The losers, besides Musk, are rural Americans who will continue to be denied broadband internet access.
Another front in the regulatory harassment of Musk took place in August when the Justice Department sued SpaceX for refusing to hire refugees and asylum seekers. SpaceX countersued, claiming that the DOJ action was unconstitutional as well as denying the allegations of hiring discrimination. Recently, U.S. District Judge Rolando Olvera ruled in favor of SpaceX.
However, most concerning where America’s quest to return astronauts to the moon is concerned, is the regulatory morass that occurred between SpaceX’s first attempt to launch Starship in April and the second attempt in November, the Federal Aviation Administration and the Fish and Wildlife Service subjected the rocket company to months of environmental evaluation before authorizing the second attempt.
According to Space News, the two regulatory agencies sparked the wrath of Sen. Ted Cruz, (R-Texas), the ranking member of the Senate Commerce Committee. Cruz stated, “I’m not advocating for a wholesale repeal of our environmental laws or NEPA. I’m just arguing for them not to be applied in a dumbass way that slows down commercial space.” He suggested that the delays jeopardized America’s standing in its space competition with Russia and China.
In the meantime, NASA has been attempting to impress upon the regulatory agencies the importance of Starship and its role in commercial space and America’s return to the moon. The FAA is currently investigating the second Starship launch attempt with no timetable for completion.
Do all of these actions constitute a systematic harassment of Elon Musk by the Biden administration? Some observers think so. Writing for the conservative site Hot Air, David Strom is pretty sure that Biden has “weaponized” the government against Musk. Writing for this publication, Liz Peek refers to the “alarming harassment” of Musk by Biden.
President Biden raised questions about the billionaire’s acquisition of Twitter, which could be the source of his ire.
“Whether or not he is doing anything inappropriate, I’m not suggesting that. I’m suggesting that it wor- — worth being looked at. And — and — but that’s all I’ll say.”
When asked how, Biden added, “There’s a lot of ways.”

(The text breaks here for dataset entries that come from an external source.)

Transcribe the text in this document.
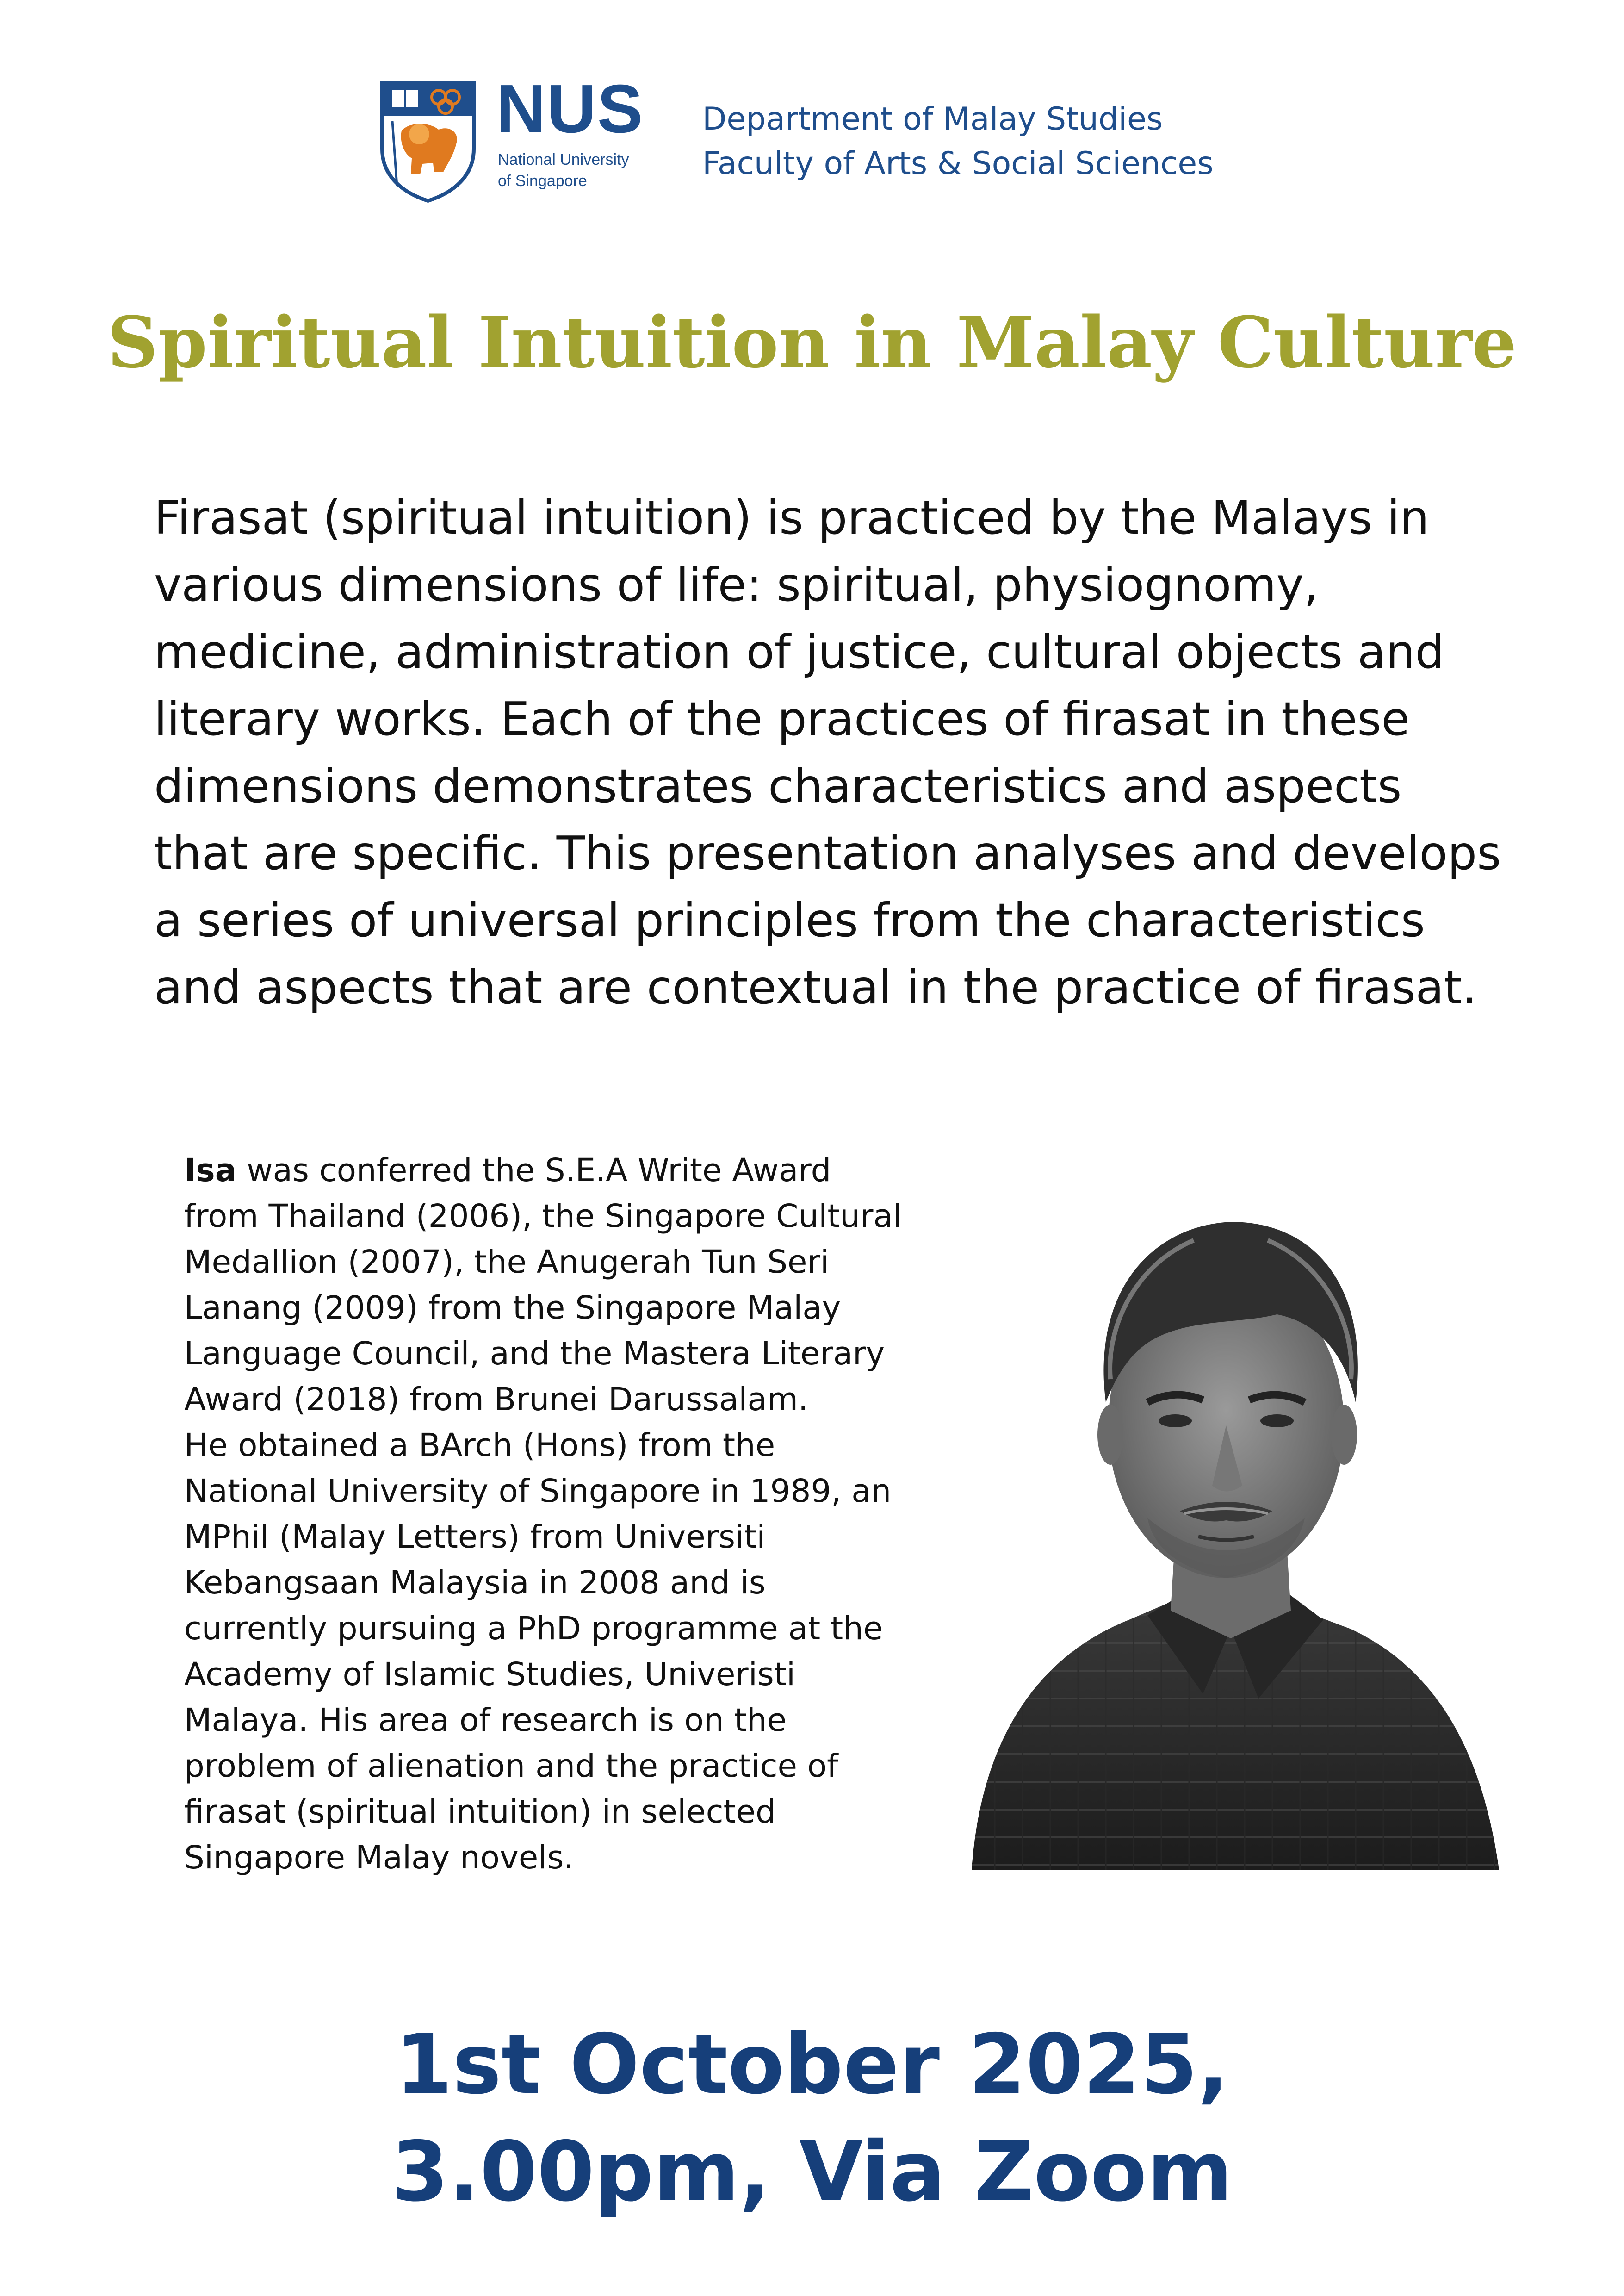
NUS
National University
of Singapore
Department of Malay Studies
Faculty of Arts & Social Sciences
Spiritual Intuition in Malay Culture
Firasat (spiritual intuition) is practiced by the Malays in various dimensions of life: spiritual, physiognomy, medicine, administration of justice, cultural objects and literary works. Each of the practices of firasat in these dimensions demonstrates characteristics and aspects that are specific. This presentation analyses and develops a series of universal principles from the characteristics and aspects that are contextual in the practice of firasat.

Isa was conferred the S.E.A Write Award from Thailand (2006), the Singapore Cultural Medallion (2007), the Anugerah Tun Seri Lanang (2009) from the Singapore Malay Language Council, and the Mastera Literary Award (2018) from Brunei Darussalam.

He obtained a BArch (Hons) from the National University of Singapore in 1989, an MPhil (Malay Letters) from Universiti Kebangsaan Malaysia in 2008 and is currently pursuing a PhD programme at the Academy of Islamic Studies, Univeristi Malaya. His area of research is on the problem of alienation and the practice of firasat (spiritual intuition) in selected Singapore Malay novels.

1st October 2025,
3.00pm, Via Zoom
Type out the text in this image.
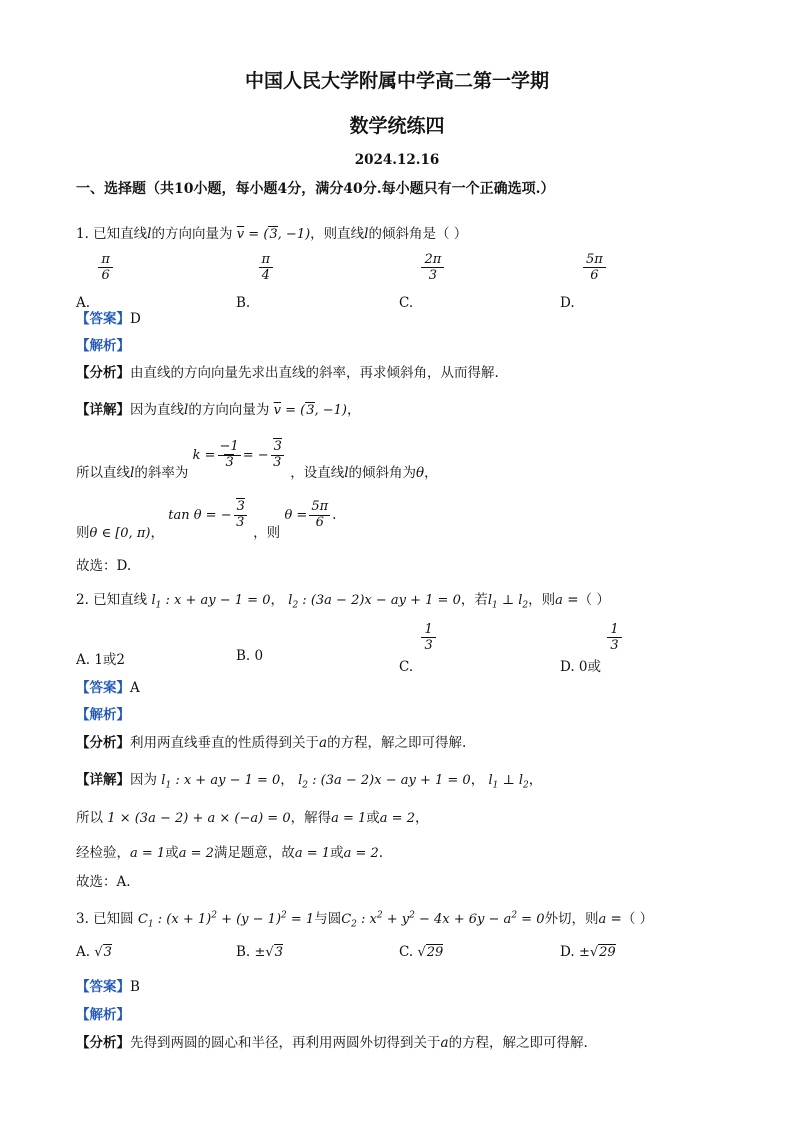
中国人民大学附属中学高二第一学期
数学统练四
2024.12.16
一、选择题（共10小题，每小题4分，满分40分.每小题只有一个正确选项.）
1. 已知直线l的方向向量为 $\overline{v} = (3$, −1)，则直线l的倾斜角是（ ）
A.
$\frac{\pi}{6}$
B.
$\frac{\pi}{4}$
C.
$\frac{2\pi}{3}$
D.
$\frac{5\pi}{6}$
【答案】D
【解析】
【分析】由直线的方向向量先求出直线的斜率，再求倾斜角，从而得解.
【详解】因为直线l的方向向量为 $\overline{v} = (3$, −1)，
所以直线l的斜率为 $k = \frac{-1}{3}$ = − $\frac{3}{3}$
，设直线l的倾斜角为θ，
则θ ∈ [0, π)， tan θ = − $\frac{3}{3}$
，则 $\theta = \frac{5\pi}{6}$ .
故选：D.
2. 已知直线 $l_1$ : x + ay − 1 = 0， $l_2$ : (3a − 2)x − ay + 1 = 0，若$l_1$ ⊥ $l_2$，则a =（ ）
A. 1或2	B. 0
C.
$\frac{1}{3}$
D. 0或
$\frac{1}{3}$
【答案】A
【解析】
【分析】利用两直线垂直的性质得到关于a的方程，解之即可得解.
【详解】因为 $l_1$ : x + ay − 1 = 0， $l_2$ : (3a − 2)x − ay + 1 = 0， $l_1$ ⊥ $l_2$，
所以 1 × (3a − 2) + a × (−a) = 0，解得a = 1或a = 2，
经检验，a = 1或a = 2满足题意，故a = 1或a = 2.
故选：A.
3. 已知圆 $C_1$ : $(x + 1)^2 + (y - 1)^2 = 1$与圆$C_2$ : $x^2 + y^2 - 4x + 6y - a^2 = 0$外切，则a =（ ）
A. √3	B. ±√3	C. √29	D. ±√29
【答案】B
【解析】
【分析】先得到两圆的圆心和半径，再利用两圆外切得到关于a的方程，解之即可得解.
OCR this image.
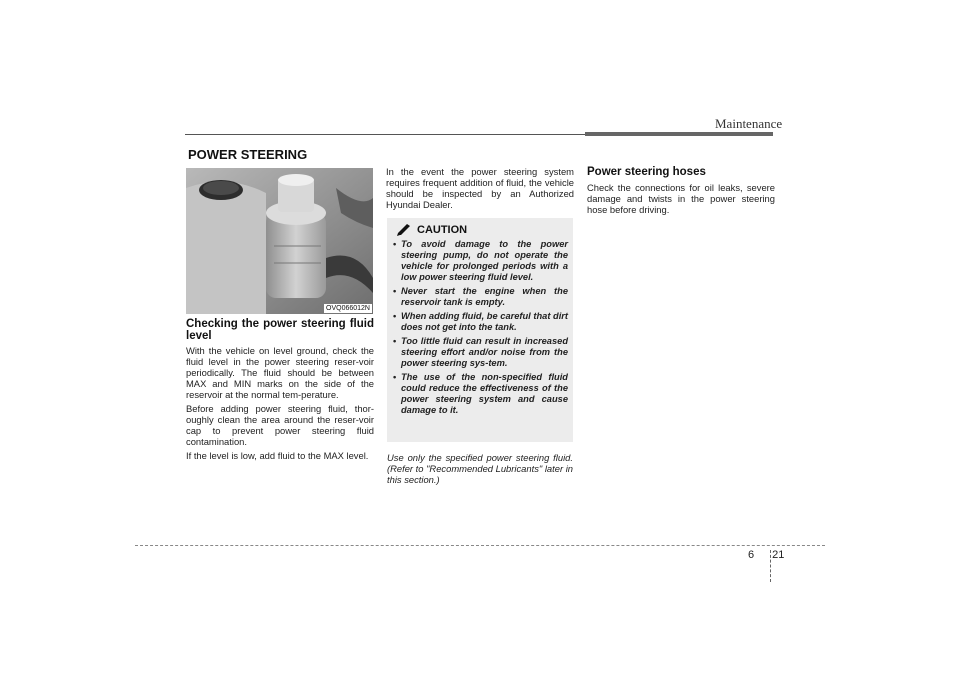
Maintenance
POWER STEERING
OVQ066012N

Checking the power steering fluid level

With the vehicle on level ground, check the fluid level in the power steering reser-voir periodically. The fluid should be between MAX and MIN marks on the side of the reservoir at the normal tem-perature.

Before adding power steering fluid, thor-oughly clean the area around the reser-voir cap to prevent power steering fluid contamination.

If the level is low, add fluid to the MAX level.

In the event the power steering system requires frequent addition of fluid, the vehicle should be inspected by an Authorized Hyundai Dealer.

CAUTION
• To avoid damage to the power steering pump, do not operate the vehicle for prolonged periods with a low power steering fluid level.
• Never start the engine when the reservoir tank is empty.
• When adding fluid, be careful that dirt does not get into the tank.
• Too little fluid can result in increased steering effort and/or noise from the power steering sys-tem.
• The use of the non-specified fluid could reduce the effectiveness of the power steering system and cause damage to it.
Use only the specified power steering fluid. (Refer to "Recommended Lubricants" later in this section.)

Power steering hoses

Check the connections for oil leaks, severe damage and twists in the power steering hose before driving.

6 21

The spectacle of an American president going to war against a private American citizen, no matter how rich, is frightening. The prospect of the feud delaying or even derailing America’s return to the moon is a threat to national security.
Either the president should stop his harassment or Congress should make him stop it. In any case, the president’s opponents in the 2024 elections should make it an issue.
Mark R. Whittington, who writes frequently about space policy, has published a political study of space exploration entitled “Why is It So Hard to Go Back to the Moon?” as well as “The Moon, Mars and Beyond,” and, most recently, “Why is America Going Back to the Moon?” He blogs at Curmudgeons Corner.